Tenants are seeking out a variety of amenities to enhance their workplace experience. These include on-site restaurants, high-end gyms equipped with private trainers such as an Equinox unit within a building. Additionally, there’s a growing interest in amenities that streamline daily routines, like parking management technologies that allow tenants to use the building app to notify parking attendants to bring their car to the main entrance, thus saving time and increasing efficiency. Recreational activities such as golf simulators are also increasingly sought after.

Considering the current state of the office market, what strategies or approaches do you recommend for tenants seeking new office space or renegotiating leases?

Given the current state of the office market, it’s imperative to engage a broker who exclusively represents tenants. Remember the saying: ‘If you have multiple people working for you, you have no one working for you!’ Ensure you find a consultant who isn’t just transactional but also offers advisory and consultative services, understanding both market conditions and your business needs. This allows them to make recommendations based on best practices and the latest workplace strategies, ultimately leading to reductions in real estate expenses for companies and firms.

For those confident in their long-term performance, now is an excellent time to explore lease restructuring, as concessions are currently at an all-time high. I typically advise clients to negotiate lease terms that include termination rights, expansion and contraction options, and audit provisions concerning operating expenses, among others.

What trends are emerging in asking rental rates for office space, and do you anticipate any changes in the near future?

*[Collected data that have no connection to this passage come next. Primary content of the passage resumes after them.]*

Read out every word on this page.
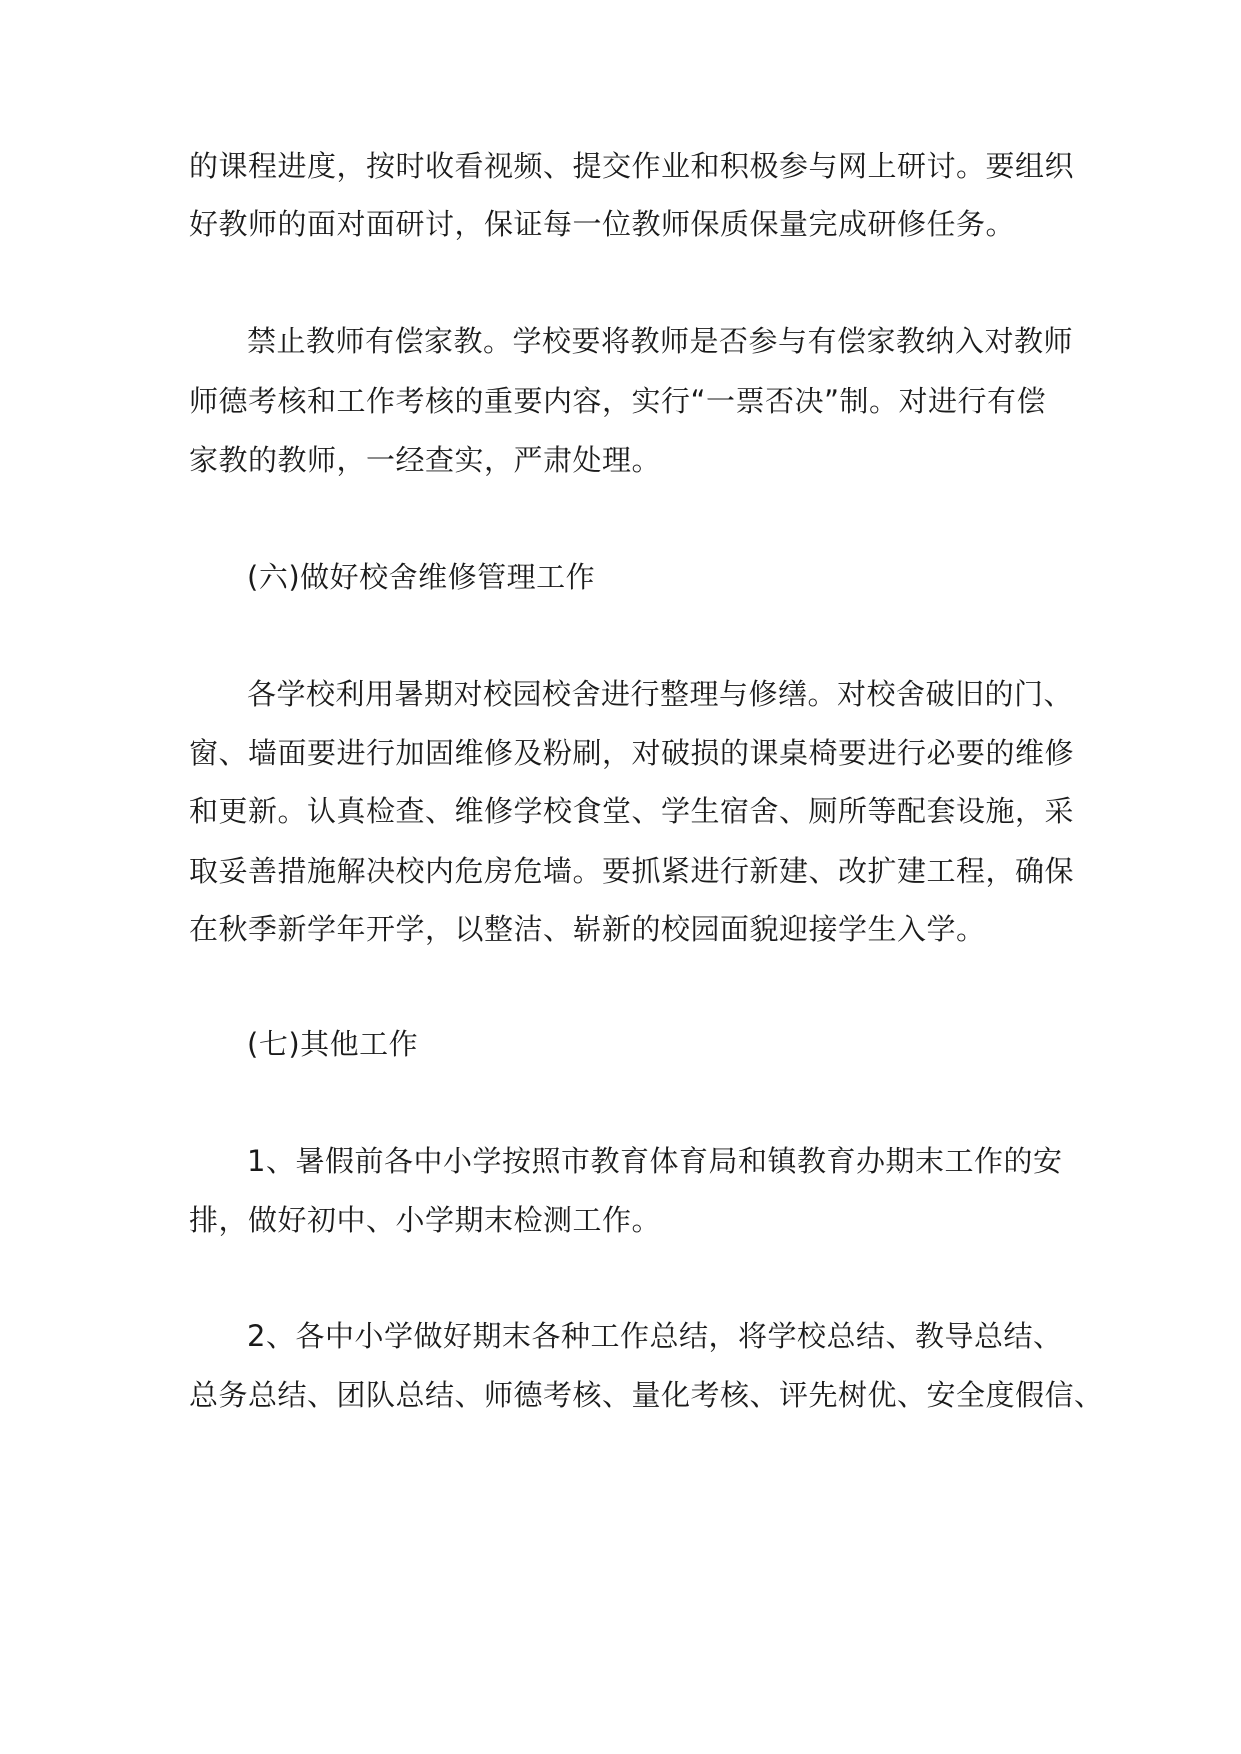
的课程进度，按时收看视频、提交作业和积极参与网上研讨。要组织
好教师的面对面研讨，保证每一位教师保质保量完成研修任务。
禁止教师有偿家教。学校要将教师是否参与有偿家教纳入对教师
师德考核和工作考核的重要内容，实行“一票否决”制。对进行有偿
家教的教师，一经查实，严肃处理。
(六)做好校舍维修管理工作
各学校利用暑期对校园校舍进行整理与修缮。对校舍破旧的门、
窗、墙面要进行加固维修及粉刷，对破损的课桌椅要进行必要的维修
和更新。认真检查、维修学校食堂、学生宿舍、厕所等配套设施，采
取妥善措施解决校内危房危墙。要抓紧进行新建、改扩建工程，确保
在秋季新学年开学，以整洁、崭新的校园面貌迎接学生入学。
(七)其他工作
1、暑假前各中小学按照市教育体育局和镇教育办期末工作的安
排，做好初中、小学期末检测工作。
2、各中小学做好期末各种工作总结，将学校总结、教导总结、
总务总结、团队总结、师德考核、量化考核、评先树优、安全度假信、
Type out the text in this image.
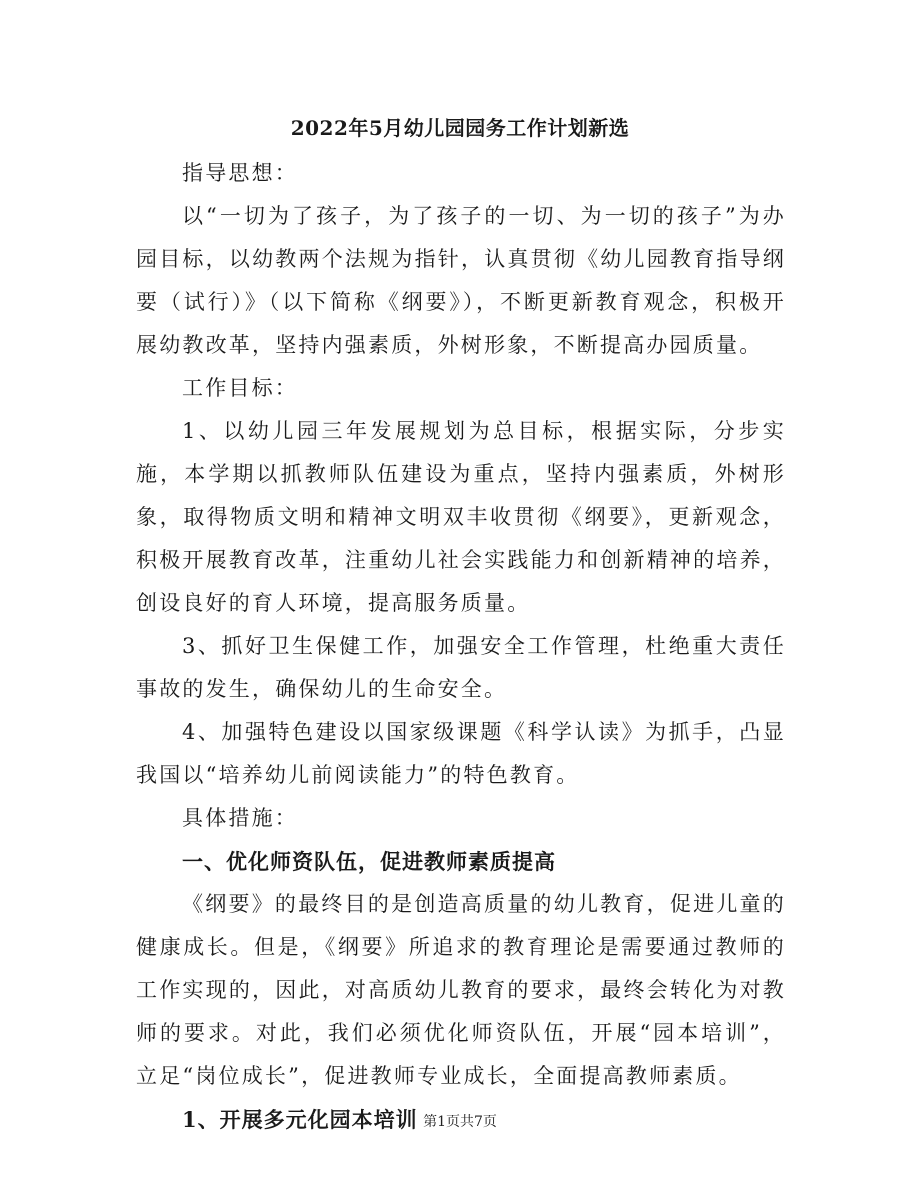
2022年5月幼儿园园务工作计划新选

指导思想：

以“一切为了孩子，为了孩子的一切、为一切的孩子”为办园目标，以幼教两个法规为指针，认真贯彻《幼儿园教育指导纲要（试行）》（以下简称《纲要》），不断更新教育观念，积极开展幼教改革，坚持内强素质，外树形象，不断提高办园质量。

工作目标：

1、以幼儿园三年发展规划为总目标，根据实际，分步实施，本学期以抓教师队伍建设为重点，坚持内强素质，外树形象，取得物质文明和精神文明双丰收贯彻《纲要》，更新观念，积极开展教育改革，注重幼儿社会实践能力和创新精神的培养，创设良好的育人环境，提高服务质量。

3、抓好卫生保健工作，加强安全工作管理，杜绝重大责任事故的发生，确保幼儿的生命安全。

4、加强特色建设以国家级课题《科学认读》为抓手，凸显我国以“培养幼儿前阅读能力”的特色教育。

具体措施：

一、优化师资队伍，促进教师素质提高

《纲要》的最终目的是创造高质量的幼儿教育，促进儿童的健康成长。但是，《纲要》所追求的教育理论是需要通过教师的工作实现的，因此，对高质幼儿教育的要求，最终会转化为对教师的要求。对此，我们必须优化师资队伍，开展“园本培训”，立足“岗位成长”，促进教师专业成长，全面提高教师素质。

1、开展多元化园本培训 第1页共7页
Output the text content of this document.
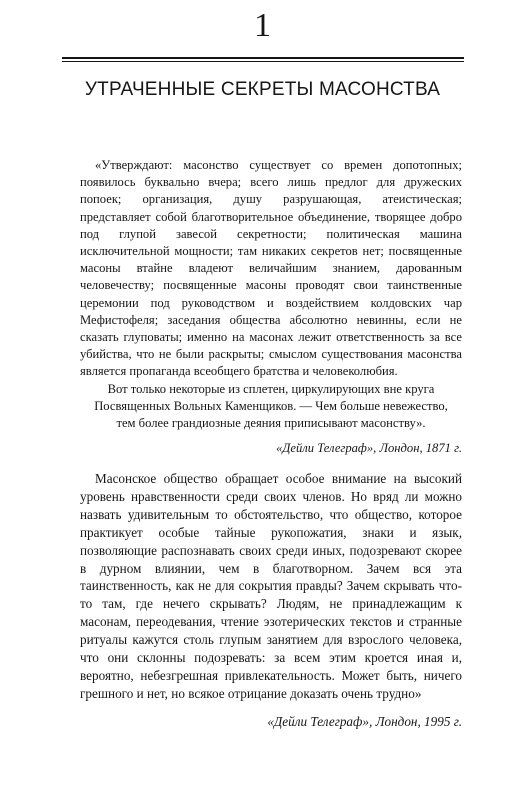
1
УТРАЧЕННЫЕ СЕКРЕТЫ МАСОНСТВА

«Утверждают: масонство существует со времен допотопных; появилось буквально вчера; всего лишь предлог для дружеских попоек; организация, душу разрушающая, атеистическая; представляет собой благотворительное объединение, творящее добро под глупой завесой секретности; политическая машина исключительной мощности; там никаких секретов нет; посвященные масоны втайне владеют величайшим знанием, дарованным человечеству; посвященные масоны проводят свои таинственные церемонии под руководством и воздействием колдовских чар Мефистофеля; заседания общества абсолютно невинны, если не сказать глуповаты; именно на масонах лежит ответственность за все убийства, что не были раскрыты; смыслом существования масонства является пропаганда всеобщего братства и человеколюбия.

Вот только некоторые из сплетен, циркулирующих вне круга Посвященных Вольных Каменщиков. — Чем больше невежество, тем более грандиозные деяния приписывают масонству».

«Дейли Телеграф», Лондон, 1871 г.

Масонское общество обращает особое внимание на высокий уровень нравственности среди своих членов. Но вряд ли можно назвать удивительным то обстоятельство, что общество, которое практикует особые тайные рукопожатия, знаки и язык, позволяющие распознавать своих среди иных, подозревают скорее в дурном влиянии, чем в благотворном. Зачем вся эта таинственность, как не для сокрытия правды? Зачем скрывать что-то там, где нечего скрывать? Людям, не принадлежащим к масонам, переодевания, чтение эзотерических текстов и странные ритуалы кажутся столь глупым занятием для взрослого человека, что они склонны подозревать: за всем этим кроется иная и, вероятно, небезгрешная привлекательность. Может быть, ничего грешного и нет, но всякое отрицание доказать очень трудно»

«Дейли Телеграф», Лондон, 1995 г.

The concept of a ‘flight to quality’ is prominent, yet landlords are also engaging in a ‘face rate’ strategy with their lenders while simultaneously offering attractive concession packages. B and C class buildings are likely to face continued challenges over the next 18-24 months, especially for tenants seeking ‘economic alternatives,’ particularly smaller companies that are typically more mindful of real estate expenditures. However, it’s important to note that not all companies are neglecting cost-consciousness. Regarding rental rate trends, companies prioritizing cost-consciousness navigate by investing in spaces that offer enhanced amenities and benefits for employees. This includes access to better dining options, provisions for lunch, proximity to efficient transportation, and the creation of collaborative work environments resembling ‘neighborhoods’ or ‘living rooms.’ These investments not only provide a sense of pride and comfort for employees but also contribute to a more inviting and productive workspace.